As this decision shows, and indeed as Paciocco (supra) shows, it is not a question of whether the liquidated amount can be shown to be more than a narrow assessment of the loss actually suffered by the relevant party; it will not be a penalty unless there is some extravagance apparent from that comparison.[50]
[49]From Paciocco v Australia and New Zealand Banking Group Ltd [2015] FCAFC 50 at [25].
[50]See also Bartercard Ltd v Myallhurst Pty Ltd [2000] QCA 445; Coghill v Indochine Resources Pty Ltd (No 2) [2015] FCA 30.
Applying this approach, I do not consider that the early termination fee in respect of the landline service covered by Exhibit 1 was a penalty. With regard to the mobile phone contracts, the position here is somewhat different, because the contract was structured on the basis that there was a monthly cap which would only be exceeded if usage were very high, or if some use were made of the phone in a way which took it outside the area covered by the cap, such as by using the phone overseas on mobile roaming. Looking at the amounts charged month by month for the total mobile services in Exhibit 24, a pattern of such stability does not emerge, but Exhibit 3 was only signed in February 2012, and Exhibit 4 in April 2012 and from that month the monthly charge for mobile services settled down to a little under $400 per month.
In the February account mobile services came to over $2,400, but there was nothing in the evidence to explain this figure. It may be that the plaintiff was paying more for the mobile services covered by Exhibits 3 and 4 before those documents were signed. In any case, it is obviously possible for the charges for mobile services to be much higher than the monthly cap. One other factor is that the contracts Exhibits 3 and 4 included the provision of a mobile phone for each number at no cost to the plaintiff. No doubt in practise the cost of this was recovered, by the defendant or whoever actually paid for it, over the two year period of the contract, but the fact that a mobile phone had been provided free on entry into the contract was a factor which was relevant to the assessment of the interest of the defendant in the performance of the contract.
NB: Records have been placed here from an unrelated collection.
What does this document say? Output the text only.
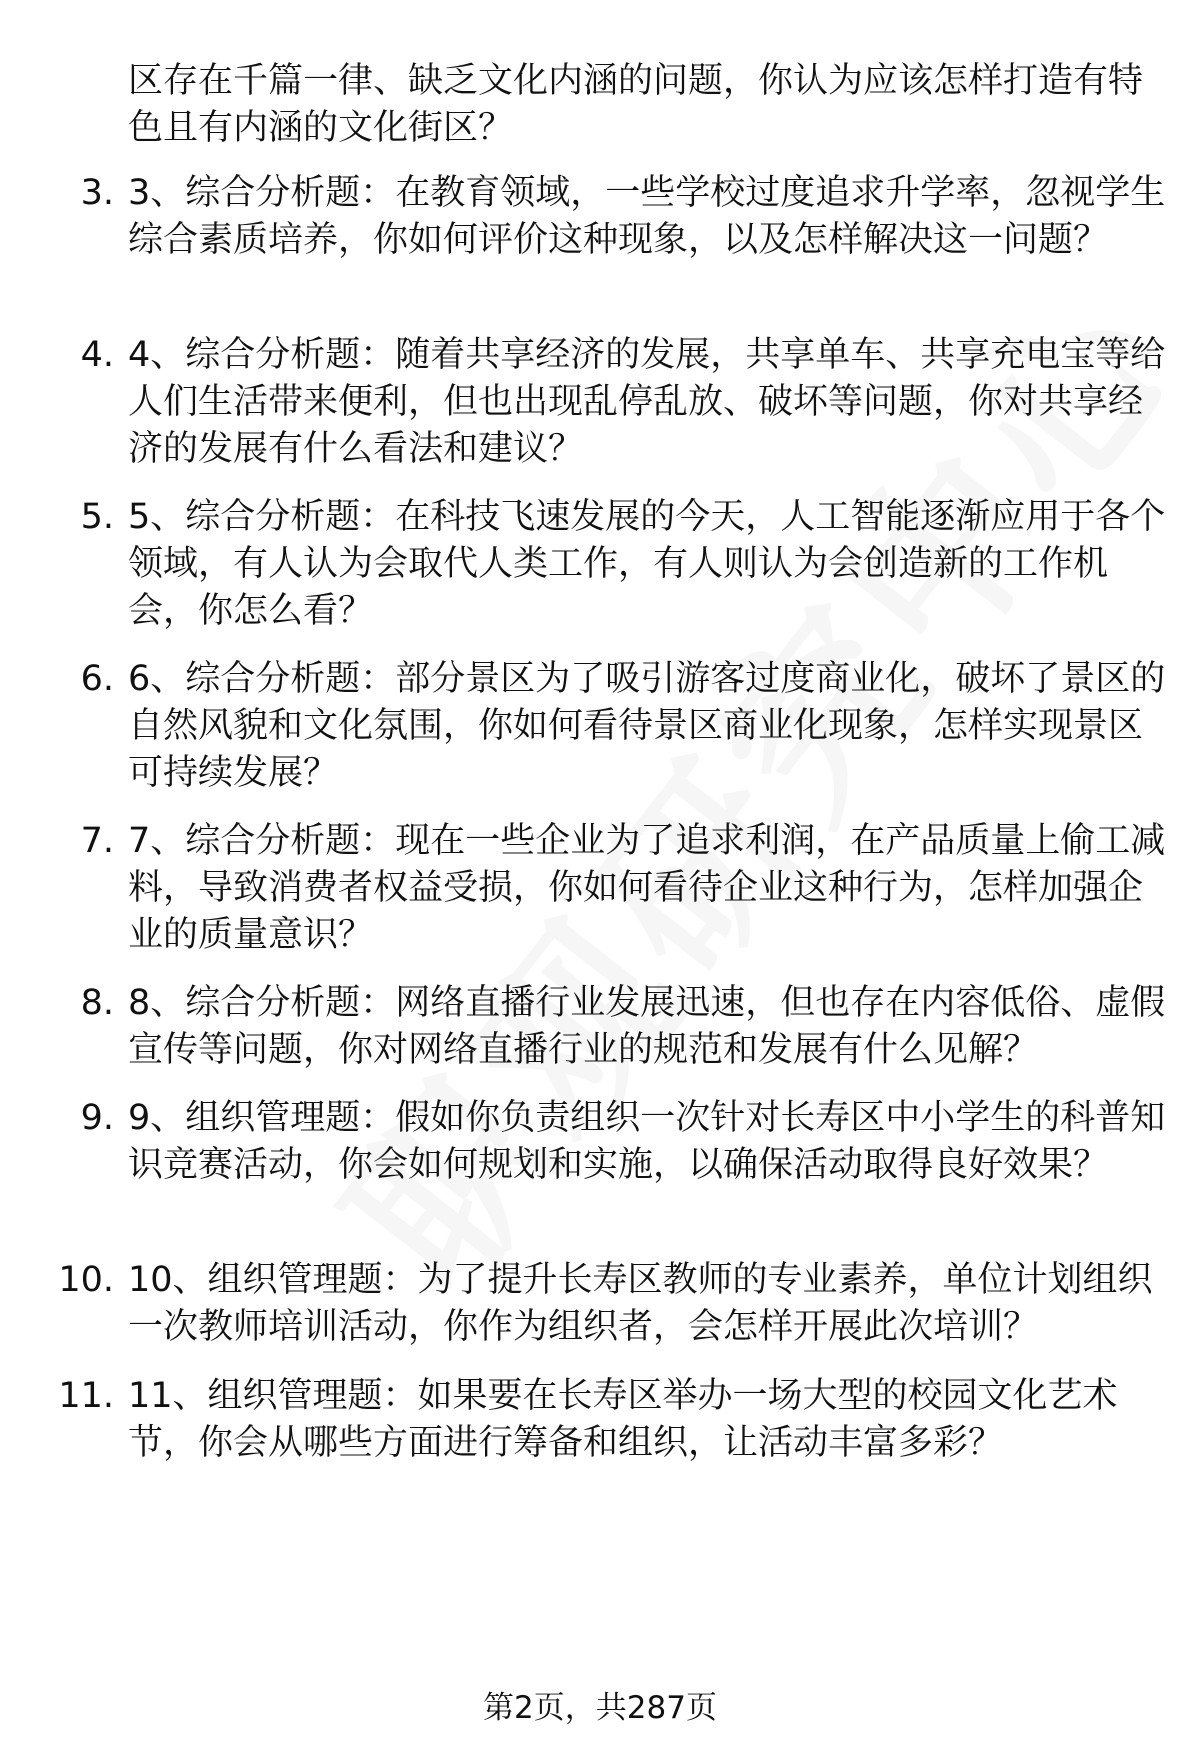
区存在千篇一律、缺乏文化内涵的问题，你认为应该怎样打造有特色且有内涵的文化街区？
3. 3、综合分析题：在教育领域，一些学校过度追求升学率，忽视学生综合素质培养，你如何评价这种现象，以及怎样解决这一问题？
4. 4、综合分析题：随着共享经济的发展，共享单车、共享充电宝等给人们生活带来便利，但也出现乱停乱放、破坏等问题，你对共享经济的发展有什么看法和建议？
5. 5、综合分析题：在科技飞速发展的今天，人工智能逐渐应用于各个领域，有人认为会取代人类工作，有人则认为会创造新的工作机会，你怎么看？
6. 6、综合分析题：部分景区为了吸引游客过度商业化，破坏了景区的自然风貌和文化氛围，你如何看待景区商业化现象，怎样实现景区可持续发展？
7. 7、综合分析题：现在一些企业为了追求利润，在产品质量上偷工减料，导致消费者权益受损，你如何看待企业这种行为，怎样加强企业的质量意识？
8. 8、综合分析题：网络直播行业发展迅速，但也存在内容低俗、虚假宣传等问题，你对网络直播行业的规范和发展有什么见解？
9. 9、组织管理题：假如你负责组织一次针对长寿区中小学生的科普知识竞赛活动，你会如何规划和实施，以确保活动取得良好效果？
10. 10、组织管理题：为了提升长寿区教师的专业素养，单位计划组织一次教师培训活动，你作为组织者，会怎样开展此次培训？
11. 11、组织管理题：如果要在长寿区举办一场大型的校园文化艺术节，你会从哪些方面进行筹备和组织，让活动丰富多彩？
第2页，共287页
In view of that, and in view of the fact that the contract was only for a period of two years, which is really not very long, the proposition that an obligation on early termination to pay the amount of the monthly cap for the number of months left in the contract is not, in my view, one which involves such a degree of extravagance between the amount payable and the defendant’s interest in the performance of the contract as to render the obligation a penalty. I therefore reject the plaintiff’s claim that the contractual provisions for early termination fees amounted to a penalty.
Conclusion
In summary, the defendant’s first claim succeeds, subject to a small adjustment, but its second claim fails. The defendant is entitled to recover the sum of $25,088.86, together with interest by statute, since I cannot find in Exhibit 1 or Exhibit 6 an obligation to pay interest on overdue payments at a particular rate. Under cl 7.1 this amount was payable immediately on receipt of the invoice Exhibit 20, but the invoice said it was due on 15 August 2012, and because of that and cl 3.4 of Exhibit 6, I find the cause of action accrued on 15 August 2012. Interest by statute calculated in accordance with the practice direction for the period since then comes to $7,833.12, according to the court calculator. There will therefore be judgment that the plaintiff pay the defendant $32,921.98, including $7,833.12 by way of interest. I shall invite submissions as to costs when judgment is given.